BAB I
PENDAHULUAN
A. LATAR BELAKANG
Dewasa
ini, sering kita dengar istilah anak berkebutuhan khusus. Walaupun demikian
belum tentu kita paham apa anak berkebutuhan khusus itu. Anak berkebutuhan
khusus adalah anak yang memiliki kelainan, baik kelainan fisik, mental dan
gangguan emosi-sosial. Kelainan fisik berupa tuna daksa, tuna netra dan tuna
rungu-wicara. Kelainan mental meliputi anak berbakat intelektual dan tuna
grahita.

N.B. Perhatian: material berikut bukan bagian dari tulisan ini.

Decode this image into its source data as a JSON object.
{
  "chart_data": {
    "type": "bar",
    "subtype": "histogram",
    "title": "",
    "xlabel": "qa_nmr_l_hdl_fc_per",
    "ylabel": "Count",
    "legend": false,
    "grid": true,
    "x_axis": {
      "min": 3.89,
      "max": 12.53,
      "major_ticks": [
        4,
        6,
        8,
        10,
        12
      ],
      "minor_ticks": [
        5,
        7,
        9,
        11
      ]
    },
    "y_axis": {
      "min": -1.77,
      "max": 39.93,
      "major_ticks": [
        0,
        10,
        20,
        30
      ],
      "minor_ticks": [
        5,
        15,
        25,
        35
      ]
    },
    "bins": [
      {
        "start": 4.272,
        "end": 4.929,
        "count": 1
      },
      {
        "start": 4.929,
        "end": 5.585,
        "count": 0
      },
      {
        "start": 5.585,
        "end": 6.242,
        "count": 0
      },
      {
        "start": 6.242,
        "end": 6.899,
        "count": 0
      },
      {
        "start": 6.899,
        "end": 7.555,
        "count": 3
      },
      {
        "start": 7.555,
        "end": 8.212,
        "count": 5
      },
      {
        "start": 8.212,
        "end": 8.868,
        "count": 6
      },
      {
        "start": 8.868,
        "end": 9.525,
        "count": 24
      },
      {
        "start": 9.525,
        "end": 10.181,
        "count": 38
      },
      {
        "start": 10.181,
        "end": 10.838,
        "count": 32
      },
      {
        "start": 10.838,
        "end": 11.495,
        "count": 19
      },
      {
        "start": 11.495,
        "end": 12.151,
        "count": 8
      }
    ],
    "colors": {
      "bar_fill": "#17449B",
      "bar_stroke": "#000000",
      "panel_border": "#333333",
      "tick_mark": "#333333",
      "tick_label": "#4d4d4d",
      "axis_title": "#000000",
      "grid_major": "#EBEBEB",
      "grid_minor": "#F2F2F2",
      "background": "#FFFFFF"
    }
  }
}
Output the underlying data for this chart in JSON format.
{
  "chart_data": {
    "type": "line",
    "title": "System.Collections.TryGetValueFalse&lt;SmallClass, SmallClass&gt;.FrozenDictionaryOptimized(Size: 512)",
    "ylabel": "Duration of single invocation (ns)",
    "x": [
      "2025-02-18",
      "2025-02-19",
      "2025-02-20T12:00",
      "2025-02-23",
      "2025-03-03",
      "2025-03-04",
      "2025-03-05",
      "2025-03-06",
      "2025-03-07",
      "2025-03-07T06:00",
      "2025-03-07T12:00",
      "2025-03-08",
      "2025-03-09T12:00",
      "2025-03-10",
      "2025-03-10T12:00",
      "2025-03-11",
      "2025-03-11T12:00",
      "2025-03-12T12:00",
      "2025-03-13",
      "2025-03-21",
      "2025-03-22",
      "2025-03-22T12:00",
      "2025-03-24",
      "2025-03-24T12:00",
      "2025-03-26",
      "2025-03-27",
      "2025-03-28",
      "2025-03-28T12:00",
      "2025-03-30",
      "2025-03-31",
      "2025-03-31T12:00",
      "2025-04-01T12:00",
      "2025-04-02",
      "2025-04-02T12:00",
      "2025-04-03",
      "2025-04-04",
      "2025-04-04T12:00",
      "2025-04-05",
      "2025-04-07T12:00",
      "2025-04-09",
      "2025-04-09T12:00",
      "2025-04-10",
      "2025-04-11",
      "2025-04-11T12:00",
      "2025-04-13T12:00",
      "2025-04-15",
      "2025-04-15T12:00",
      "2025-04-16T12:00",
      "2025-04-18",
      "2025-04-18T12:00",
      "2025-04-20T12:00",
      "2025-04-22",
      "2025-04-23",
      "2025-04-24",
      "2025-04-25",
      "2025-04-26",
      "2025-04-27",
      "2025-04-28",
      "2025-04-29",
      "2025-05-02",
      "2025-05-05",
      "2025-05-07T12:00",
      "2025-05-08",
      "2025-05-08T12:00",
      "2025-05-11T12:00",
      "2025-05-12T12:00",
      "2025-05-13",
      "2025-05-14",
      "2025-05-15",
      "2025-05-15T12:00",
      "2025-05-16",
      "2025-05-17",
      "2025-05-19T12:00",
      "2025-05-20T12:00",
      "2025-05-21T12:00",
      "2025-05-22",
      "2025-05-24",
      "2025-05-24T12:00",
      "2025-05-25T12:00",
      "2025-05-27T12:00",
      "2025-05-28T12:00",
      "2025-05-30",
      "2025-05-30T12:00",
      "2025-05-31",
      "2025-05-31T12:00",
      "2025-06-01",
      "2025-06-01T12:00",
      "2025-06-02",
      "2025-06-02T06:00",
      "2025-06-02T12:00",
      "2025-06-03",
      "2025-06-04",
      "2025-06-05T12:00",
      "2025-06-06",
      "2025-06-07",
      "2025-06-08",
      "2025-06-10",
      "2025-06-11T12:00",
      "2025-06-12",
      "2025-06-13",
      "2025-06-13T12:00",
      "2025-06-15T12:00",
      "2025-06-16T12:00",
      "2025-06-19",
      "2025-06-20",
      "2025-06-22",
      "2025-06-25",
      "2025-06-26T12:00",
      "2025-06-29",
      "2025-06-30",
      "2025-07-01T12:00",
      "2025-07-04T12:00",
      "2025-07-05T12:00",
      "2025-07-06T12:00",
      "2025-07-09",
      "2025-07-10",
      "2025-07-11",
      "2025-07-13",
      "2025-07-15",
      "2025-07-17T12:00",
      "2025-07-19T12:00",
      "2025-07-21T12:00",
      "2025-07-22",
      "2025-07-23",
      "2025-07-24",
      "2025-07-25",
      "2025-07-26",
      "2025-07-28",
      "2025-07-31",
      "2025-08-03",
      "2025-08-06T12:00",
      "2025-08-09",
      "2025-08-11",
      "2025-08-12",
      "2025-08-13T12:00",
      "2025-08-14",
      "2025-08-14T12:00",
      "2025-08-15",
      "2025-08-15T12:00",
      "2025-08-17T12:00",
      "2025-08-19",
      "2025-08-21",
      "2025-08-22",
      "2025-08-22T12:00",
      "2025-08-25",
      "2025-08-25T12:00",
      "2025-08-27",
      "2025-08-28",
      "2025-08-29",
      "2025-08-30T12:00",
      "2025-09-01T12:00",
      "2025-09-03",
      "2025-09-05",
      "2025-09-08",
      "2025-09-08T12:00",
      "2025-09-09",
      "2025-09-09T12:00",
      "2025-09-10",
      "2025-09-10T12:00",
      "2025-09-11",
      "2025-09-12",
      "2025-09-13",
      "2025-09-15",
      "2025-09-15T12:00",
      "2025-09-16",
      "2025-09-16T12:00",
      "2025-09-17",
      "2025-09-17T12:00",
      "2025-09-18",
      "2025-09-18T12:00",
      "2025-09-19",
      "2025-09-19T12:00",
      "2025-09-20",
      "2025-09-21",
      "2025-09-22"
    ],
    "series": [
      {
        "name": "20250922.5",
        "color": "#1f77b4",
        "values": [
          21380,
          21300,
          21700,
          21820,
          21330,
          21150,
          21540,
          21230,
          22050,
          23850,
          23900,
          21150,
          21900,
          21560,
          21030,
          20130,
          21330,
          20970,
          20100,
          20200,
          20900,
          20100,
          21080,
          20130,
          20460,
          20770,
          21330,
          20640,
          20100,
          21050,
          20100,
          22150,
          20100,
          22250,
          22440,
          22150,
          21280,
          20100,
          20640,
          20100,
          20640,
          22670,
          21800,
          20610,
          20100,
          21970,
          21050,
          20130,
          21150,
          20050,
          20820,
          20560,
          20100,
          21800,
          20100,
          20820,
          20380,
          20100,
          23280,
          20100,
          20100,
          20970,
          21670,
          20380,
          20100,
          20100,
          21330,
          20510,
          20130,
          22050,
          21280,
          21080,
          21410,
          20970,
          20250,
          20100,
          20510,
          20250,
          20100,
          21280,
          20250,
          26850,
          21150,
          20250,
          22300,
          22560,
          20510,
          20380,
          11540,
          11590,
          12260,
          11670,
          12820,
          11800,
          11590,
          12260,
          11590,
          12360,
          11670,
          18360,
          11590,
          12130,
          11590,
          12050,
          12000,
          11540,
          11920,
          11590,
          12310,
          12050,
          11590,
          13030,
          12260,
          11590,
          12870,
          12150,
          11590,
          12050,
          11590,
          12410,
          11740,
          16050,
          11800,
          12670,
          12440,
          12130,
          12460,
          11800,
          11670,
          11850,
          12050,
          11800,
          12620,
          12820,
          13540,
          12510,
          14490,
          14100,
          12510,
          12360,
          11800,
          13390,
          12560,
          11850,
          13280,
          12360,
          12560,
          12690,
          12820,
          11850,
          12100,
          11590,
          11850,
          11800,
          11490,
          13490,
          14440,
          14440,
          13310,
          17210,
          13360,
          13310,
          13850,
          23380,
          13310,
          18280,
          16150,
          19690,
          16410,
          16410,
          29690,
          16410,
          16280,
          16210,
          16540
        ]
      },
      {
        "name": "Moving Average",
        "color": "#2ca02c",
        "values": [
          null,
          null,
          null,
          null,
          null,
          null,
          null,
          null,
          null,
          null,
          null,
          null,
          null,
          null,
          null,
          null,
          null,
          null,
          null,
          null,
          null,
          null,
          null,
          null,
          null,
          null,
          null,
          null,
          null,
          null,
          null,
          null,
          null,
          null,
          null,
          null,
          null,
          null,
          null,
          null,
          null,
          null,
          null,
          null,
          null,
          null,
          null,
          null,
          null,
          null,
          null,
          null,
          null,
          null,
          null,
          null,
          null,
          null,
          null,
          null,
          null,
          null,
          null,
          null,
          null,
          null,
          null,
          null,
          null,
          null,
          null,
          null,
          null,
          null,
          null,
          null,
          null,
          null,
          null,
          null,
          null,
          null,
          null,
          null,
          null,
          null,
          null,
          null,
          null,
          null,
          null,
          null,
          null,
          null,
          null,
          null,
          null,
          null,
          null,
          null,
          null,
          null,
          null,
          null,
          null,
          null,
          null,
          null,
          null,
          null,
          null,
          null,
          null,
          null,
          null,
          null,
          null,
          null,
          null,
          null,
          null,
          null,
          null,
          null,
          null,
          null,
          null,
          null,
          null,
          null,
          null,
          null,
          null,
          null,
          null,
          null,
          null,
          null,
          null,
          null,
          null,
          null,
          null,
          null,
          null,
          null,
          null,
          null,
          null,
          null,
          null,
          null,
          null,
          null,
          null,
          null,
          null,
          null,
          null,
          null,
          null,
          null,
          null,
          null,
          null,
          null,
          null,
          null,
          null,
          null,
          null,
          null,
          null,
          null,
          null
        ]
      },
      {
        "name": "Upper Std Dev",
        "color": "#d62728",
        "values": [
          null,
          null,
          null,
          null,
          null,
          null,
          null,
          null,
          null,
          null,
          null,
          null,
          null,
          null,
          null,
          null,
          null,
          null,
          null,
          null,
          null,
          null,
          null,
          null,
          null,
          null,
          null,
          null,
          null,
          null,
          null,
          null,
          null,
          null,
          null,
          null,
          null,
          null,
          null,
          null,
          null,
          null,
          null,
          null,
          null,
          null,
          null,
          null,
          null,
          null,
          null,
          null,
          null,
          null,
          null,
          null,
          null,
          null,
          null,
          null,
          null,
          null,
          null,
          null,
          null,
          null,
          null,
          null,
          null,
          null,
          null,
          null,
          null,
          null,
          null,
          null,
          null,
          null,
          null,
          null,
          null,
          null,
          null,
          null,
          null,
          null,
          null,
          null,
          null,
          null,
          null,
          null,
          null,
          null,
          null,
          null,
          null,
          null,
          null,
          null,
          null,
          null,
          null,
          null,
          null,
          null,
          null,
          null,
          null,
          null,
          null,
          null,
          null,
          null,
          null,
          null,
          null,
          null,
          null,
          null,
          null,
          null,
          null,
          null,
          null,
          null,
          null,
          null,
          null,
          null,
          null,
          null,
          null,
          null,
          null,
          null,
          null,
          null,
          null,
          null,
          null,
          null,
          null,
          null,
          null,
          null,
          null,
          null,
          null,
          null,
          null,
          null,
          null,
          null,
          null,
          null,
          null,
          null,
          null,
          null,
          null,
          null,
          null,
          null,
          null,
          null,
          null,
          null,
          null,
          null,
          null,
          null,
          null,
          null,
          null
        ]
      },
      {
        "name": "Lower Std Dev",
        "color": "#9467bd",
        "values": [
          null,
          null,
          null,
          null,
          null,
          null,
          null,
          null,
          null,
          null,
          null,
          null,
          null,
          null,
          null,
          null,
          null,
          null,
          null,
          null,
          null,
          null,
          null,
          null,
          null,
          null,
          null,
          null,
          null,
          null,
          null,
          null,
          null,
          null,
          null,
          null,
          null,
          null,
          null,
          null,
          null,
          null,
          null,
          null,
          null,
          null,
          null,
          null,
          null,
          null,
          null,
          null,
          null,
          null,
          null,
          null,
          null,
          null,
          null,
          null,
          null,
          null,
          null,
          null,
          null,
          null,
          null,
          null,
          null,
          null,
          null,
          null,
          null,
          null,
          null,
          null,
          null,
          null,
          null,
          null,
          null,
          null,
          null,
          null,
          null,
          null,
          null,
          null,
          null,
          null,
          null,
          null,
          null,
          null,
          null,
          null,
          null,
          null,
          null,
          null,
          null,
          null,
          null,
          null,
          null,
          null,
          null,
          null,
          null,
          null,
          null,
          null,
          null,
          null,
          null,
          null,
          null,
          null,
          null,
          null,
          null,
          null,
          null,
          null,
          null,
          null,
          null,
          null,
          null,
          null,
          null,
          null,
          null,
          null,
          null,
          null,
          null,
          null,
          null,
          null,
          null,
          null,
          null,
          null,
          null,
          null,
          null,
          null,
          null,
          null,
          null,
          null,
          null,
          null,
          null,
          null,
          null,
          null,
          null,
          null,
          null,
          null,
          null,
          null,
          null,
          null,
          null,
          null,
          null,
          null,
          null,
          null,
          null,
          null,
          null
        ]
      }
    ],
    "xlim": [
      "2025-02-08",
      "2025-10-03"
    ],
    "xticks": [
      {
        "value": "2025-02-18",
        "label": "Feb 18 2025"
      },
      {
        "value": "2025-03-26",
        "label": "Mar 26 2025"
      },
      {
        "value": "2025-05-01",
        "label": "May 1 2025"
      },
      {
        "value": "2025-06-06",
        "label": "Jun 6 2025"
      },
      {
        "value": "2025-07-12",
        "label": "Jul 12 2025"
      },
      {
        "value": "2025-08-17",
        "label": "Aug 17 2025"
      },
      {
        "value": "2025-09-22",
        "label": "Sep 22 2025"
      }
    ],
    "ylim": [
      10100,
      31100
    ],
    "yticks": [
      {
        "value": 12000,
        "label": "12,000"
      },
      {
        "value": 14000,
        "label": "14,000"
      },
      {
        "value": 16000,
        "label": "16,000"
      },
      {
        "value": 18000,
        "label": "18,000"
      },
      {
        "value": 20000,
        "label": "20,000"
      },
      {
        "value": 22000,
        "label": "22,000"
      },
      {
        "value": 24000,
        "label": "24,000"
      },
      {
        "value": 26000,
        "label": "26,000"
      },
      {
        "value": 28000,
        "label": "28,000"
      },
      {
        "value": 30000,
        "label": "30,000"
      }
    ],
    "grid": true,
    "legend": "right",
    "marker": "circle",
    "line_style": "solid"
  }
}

Anak-anak tersebut membutuhkan penanganan dan pendidikan yang khusus.
Maka dari itu perlu diketahui bagaimana cara yang tepat untuk menangani anak
yang memiliki kelainan agar anak tersebut dapat tumbuh dan berkembang sesuai
dengan kemampuannya. Anak tuna grahita diklasifikasikan menjdai 3 kelas yaitu
tuna grahita ringan, tuna grahita sedang dan tuna grahita berat. Setiap kelas
memerlukan penanganan yang berbeda-beda sehingga baik orang tua maupun guru
harus tahu dan paham bagaimana cara penanganan yang sesuai dengan anak. Dalam
makalah ini akan dibahas mengenai anak yang memiliki kelainan mental yaitu anak
tuna grahita, khususnya anak tuna grahita ringan.
Anak
tunagrahita memiliki fungsi intelektual tidak statis. Kelompok tertentu,
termasuk beberapa dari down syndrom, memiliki kelainan fisik dibanding
teman-temannya, tetapi mayoritas dari anak tunagrahita terutama yang tergolong
ringan, terlihat sama seperti yang lainnya. Dari kebanyakan kasus banyak anak
tunagrahita terdeteksi setelah masuk sekolah. Tes IQ mungkin bisa dijadikan
indikator dari kemampuan mental seseorang. Kemampuan adaptif seseorang tidak
selamanya tercermin pada hasil tes IQ. Latihan, pengalaman, motivasi, dan
lingkungan sosial sangat besar pengaruhnya pada kemampuan adaptif seseorang.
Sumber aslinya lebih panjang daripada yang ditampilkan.